The heat hits its peak at around one in the afternoon and everything goes silent, save for the buzzing of insects. The few birds who brave the intensity flit from shadow to shadow, their beaks wide open in an attempt to cool themselves. The only ones who seem to revel in the sun are the lizards, who bask with their heads high, on toasty rocks.
We patrolled Akseki for lunch, which was a little bit of a challenge as it is Ramadan (Ramazan, to Turks), a holy month of fasting for Muslims, and most eateries are closed. Fasting for Ramadan is one of the five pillars of Islam upon which the faith is built— the other four being: testimony of faith, prayer, giving alms to the needy, and making the pilgrimage to Mecca if possible. The fasting begins at sunrise and ends with the call of the azan at sunset, when iftar is held; the meal that breaks the fast. Luckily for us, a small pide shop was open for business, with two other customers quietly munching away.

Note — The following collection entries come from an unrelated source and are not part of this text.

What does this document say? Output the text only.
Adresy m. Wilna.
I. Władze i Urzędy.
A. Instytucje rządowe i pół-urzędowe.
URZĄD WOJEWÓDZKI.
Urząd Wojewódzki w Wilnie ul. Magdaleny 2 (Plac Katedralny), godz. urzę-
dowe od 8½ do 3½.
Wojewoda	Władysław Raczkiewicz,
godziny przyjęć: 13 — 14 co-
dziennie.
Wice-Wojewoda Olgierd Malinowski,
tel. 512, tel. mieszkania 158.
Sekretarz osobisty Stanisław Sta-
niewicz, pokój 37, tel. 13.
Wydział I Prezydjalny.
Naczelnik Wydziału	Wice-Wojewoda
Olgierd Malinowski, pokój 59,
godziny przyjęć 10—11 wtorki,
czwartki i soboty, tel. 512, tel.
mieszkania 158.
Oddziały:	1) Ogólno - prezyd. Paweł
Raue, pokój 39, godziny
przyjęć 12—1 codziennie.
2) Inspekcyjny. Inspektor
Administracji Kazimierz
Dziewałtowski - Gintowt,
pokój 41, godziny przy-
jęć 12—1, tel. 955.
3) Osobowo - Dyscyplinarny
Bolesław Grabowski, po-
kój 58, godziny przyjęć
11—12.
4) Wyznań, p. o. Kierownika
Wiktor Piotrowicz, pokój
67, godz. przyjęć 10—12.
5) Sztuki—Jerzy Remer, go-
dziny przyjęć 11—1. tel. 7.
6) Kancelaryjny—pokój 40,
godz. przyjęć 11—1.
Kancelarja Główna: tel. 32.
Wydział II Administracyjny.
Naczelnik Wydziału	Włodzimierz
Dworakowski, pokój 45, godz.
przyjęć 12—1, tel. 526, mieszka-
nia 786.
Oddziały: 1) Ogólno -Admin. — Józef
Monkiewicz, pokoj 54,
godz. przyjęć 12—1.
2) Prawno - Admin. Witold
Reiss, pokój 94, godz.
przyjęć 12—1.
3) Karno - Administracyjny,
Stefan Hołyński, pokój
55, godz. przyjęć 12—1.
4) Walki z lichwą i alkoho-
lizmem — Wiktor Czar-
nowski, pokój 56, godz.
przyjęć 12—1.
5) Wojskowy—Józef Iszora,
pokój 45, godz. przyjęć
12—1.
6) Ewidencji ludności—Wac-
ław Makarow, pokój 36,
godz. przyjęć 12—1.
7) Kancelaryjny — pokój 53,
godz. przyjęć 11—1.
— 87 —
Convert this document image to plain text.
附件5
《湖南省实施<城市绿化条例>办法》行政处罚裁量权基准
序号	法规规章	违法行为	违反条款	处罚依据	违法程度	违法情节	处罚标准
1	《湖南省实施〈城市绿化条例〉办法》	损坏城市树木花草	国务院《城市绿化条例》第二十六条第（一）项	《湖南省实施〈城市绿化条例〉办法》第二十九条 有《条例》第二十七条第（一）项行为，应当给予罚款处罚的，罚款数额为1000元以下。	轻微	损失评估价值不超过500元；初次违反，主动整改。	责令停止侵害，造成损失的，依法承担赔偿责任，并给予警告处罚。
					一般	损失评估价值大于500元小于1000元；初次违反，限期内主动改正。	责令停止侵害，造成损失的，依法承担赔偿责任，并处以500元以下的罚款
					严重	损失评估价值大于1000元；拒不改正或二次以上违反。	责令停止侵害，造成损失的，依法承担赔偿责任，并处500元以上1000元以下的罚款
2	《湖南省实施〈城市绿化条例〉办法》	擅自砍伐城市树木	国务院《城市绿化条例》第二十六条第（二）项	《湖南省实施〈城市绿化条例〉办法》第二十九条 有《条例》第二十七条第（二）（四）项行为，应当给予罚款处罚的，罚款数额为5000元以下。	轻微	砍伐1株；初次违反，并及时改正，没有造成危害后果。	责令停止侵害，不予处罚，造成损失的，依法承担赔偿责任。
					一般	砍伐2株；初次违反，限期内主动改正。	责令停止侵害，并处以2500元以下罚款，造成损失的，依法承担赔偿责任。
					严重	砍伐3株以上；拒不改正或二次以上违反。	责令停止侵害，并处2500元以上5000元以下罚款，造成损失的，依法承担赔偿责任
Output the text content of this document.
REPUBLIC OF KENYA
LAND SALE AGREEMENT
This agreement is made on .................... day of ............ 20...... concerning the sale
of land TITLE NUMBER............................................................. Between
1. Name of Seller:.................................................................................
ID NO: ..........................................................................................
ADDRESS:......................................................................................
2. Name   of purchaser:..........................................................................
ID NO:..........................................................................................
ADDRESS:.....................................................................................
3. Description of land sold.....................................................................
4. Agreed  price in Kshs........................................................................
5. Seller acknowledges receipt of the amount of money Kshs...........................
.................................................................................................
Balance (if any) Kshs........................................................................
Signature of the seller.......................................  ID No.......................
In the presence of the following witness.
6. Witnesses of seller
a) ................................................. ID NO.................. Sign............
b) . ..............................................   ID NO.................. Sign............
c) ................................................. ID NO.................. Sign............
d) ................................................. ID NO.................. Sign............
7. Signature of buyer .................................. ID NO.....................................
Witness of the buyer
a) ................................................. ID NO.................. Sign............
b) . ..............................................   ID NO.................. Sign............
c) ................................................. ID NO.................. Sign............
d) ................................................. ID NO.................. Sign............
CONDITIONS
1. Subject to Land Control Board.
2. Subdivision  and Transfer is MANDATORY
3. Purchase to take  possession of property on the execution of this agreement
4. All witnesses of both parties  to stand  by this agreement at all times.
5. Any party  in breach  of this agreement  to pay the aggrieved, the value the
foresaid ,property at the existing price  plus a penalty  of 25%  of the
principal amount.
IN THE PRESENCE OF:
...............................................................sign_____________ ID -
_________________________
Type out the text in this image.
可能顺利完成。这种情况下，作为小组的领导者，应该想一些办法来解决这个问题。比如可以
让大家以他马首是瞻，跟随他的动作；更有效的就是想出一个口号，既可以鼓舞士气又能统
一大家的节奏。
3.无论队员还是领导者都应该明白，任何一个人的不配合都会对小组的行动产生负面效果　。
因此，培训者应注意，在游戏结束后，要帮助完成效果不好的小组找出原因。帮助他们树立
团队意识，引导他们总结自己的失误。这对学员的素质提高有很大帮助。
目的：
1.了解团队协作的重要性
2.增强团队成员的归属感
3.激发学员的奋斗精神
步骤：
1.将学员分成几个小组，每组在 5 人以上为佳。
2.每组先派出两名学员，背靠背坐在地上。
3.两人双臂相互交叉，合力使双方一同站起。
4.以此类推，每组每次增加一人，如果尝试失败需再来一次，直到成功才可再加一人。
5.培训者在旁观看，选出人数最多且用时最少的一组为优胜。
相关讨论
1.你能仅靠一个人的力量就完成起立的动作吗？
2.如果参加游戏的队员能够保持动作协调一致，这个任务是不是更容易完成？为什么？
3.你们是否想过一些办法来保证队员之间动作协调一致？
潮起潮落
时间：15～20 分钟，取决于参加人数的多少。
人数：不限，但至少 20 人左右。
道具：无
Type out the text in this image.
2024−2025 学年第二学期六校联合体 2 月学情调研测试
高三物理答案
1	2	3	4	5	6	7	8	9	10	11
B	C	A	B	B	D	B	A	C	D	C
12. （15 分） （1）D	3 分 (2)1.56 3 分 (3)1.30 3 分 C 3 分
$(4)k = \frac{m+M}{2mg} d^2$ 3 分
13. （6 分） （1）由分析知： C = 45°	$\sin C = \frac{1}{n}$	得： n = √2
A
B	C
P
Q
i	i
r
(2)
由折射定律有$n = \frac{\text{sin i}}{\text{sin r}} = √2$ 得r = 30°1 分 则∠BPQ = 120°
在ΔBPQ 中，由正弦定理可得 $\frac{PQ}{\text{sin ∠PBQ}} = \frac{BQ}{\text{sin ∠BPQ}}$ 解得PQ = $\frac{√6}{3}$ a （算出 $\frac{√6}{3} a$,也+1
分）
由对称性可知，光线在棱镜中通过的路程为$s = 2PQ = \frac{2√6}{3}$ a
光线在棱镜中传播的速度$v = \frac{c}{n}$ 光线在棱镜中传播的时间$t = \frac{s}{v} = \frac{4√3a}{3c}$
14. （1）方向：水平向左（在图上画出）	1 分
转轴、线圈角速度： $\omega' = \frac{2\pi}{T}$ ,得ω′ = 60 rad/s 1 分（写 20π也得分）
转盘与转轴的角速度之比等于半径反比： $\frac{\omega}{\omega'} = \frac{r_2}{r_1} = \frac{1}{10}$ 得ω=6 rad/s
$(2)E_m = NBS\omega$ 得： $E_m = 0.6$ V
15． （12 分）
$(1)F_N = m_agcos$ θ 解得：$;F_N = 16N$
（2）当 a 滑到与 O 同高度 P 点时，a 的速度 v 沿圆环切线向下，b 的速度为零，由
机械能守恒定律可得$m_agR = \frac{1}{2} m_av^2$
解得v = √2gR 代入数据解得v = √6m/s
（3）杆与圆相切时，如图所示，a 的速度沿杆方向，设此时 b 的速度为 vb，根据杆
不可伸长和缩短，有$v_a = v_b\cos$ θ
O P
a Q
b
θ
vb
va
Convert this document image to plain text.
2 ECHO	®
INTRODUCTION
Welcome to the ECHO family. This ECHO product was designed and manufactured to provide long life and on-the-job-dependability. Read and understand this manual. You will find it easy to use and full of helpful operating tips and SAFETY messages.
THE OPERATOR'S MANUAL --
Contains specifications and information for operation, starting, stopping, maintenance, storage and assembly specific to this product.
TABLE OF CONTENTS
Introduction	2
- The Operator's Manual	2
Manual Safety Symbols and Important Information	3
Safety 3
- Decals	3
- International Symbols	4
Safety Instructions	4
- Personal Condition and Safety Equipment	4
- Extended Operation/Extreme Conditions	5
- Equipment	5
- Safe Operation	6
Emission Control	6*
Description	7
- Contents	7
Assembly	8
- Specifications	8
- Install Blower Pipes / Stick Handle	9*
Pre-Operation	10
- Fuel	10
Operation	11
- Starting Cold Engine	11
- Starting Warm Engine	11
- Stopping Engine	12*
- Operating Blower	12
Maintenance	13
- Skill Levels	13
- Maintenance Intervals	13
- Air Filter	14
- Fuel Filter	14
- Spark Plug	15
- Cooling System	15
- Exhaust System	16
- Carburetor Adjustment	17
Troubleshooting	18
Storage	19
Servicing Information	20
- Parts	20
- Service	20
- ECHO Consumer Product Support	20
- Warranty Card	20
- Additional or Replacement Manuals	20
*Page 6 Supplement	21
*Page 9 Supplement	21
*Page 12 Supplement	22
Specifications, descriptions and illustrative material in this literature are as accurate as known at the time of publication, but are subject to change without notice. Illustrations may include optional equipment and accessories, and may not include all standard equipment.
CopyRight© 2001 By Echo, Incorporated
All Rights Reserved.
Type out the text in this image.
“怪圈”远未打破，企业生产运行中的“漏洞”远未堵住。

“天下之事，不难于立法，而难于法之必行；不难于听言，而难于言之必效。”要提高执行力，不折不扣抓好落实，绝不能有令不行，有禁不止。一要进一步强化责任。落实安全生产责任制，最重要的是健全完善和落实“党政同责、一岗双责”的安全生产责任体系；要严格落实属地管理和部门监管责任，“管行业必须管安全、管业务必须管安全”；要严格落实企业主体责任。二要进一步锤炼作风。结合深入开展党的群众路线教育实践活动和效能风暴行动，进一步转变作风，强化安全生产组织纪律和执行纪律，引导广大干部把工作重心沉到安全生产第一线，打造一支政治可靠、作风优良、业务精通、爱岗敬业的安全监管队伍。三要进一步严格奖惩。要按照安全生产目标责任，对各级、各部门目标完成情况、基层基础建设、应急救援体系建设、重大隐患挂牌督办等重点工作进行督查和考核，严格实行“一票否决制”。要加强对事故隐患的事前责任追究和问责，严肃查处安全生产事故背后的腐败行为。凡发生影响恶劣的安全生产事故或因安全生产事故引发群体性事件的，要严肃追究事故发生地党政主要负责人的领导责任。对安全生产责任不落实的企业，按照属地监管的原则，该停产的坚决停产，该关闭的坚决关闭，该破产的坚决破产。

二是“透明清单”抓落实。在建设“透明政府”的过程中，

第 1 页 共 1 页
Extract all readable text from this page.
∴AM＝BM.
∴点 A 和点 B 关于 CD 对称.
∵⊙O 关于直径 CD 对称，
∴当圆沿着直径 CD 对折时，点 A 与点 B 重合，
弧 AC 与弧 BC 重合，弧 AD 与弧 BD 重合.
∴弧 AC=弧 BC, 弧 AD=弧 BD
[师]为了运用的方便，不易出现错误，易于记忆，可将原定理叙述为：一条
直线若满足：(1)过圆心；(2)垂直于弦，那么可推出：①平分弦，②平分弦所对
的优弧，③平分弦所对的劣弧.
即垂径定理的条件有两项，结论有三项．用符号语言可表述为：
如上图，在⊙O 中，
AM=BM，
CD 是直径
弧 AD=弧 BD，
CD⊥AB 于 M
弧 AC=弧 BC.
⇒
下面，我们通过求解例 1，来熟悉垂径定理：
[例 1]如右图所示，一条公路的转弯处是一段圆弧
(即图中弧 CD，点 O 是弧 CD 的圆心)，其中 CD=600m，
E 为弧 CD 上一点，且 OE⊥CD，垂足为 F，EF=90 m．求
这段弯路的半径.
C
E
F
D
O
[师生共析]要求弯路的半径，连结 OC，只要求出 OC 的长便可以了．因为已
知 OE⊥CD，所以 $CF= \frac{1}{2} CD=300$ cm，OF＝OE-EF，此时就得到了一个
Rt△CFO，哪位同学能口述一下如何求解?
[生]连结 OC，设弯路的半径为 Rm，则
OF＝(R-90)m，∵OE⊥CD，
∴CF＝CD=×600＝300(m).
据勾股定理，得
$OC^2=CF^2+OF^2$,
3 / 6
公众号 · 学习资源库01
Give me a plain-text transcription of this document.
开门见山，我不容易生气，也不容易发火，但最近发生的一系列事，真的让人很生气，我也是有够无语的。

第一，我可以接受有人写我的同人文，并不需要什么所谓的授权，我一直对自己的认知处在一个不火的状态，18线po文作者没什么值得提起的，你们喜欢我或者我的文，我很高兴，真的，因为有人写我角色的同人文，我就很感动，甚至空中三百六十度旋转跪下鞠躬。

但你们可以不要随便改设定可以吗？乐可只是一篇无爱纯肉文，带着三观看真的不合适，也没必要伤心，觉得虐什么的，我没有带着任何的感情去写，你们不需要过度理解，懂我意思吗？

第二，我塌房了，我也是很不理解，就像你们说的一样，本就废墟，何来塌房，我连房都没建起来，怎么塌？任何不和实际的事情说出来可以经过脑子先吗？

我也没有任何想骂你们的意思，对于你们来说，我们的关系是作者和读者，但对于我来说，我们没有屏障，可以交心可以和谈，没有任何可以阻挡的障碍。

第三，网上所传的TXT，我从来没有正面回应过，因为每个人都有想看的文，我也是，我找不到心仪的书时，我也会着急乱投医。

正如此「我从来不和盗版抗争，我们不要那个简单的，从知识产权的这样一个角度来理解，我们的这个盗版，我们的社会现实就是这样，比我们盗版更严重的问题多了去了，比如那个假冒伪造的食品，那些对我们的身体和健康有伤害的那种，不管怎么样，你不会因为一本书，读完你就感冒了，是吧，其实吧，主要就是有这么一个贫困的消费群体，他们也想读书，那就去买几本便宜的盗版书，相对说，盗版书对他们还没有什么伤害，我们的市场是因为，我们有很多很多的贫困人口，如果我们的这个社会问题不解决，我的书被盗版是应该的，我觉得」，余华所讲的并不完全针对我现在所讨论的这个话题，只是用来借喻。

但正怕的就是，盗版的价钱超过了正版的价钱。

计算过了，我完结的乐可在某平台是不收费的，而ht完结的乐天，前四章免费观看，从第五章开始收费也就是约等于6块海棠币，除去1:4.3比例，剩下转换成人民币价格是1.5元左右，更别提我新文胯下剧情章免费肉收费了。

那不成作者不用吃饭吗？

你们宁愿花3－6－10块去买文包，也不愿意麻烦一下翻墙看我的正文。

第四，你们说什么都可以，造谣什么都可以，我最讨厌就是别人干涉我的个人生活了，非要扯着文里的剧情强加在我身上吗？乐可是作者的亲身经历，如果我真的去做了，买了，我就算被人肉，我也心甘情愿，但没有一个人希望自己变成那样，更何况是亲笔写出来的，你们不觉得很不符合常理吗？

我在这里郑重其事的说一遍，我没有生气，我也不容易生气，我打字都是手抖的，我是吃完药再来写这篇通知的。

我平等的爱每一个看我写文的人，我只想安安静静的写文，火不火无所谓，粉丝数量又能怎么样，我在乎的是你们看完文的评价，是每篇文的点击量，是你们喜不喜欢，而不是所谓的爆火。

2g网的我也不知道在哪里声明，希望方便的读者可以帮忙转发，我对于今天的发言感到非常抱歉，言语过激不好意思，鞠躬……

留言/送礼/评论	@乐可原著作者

After lunch we headed back to the hotel, where Yusuf bey insisted we sit with him for a while with a çay. This lead to stories about the past, about how Yusuf bey coincidentally lived in Büyükçekmece for a time, and about the Dutch birders who had previously passed through his doors. Eventually I ended up sketching him for a very patient hour, and even more çay.
He offered us yoghurt, and sour plums.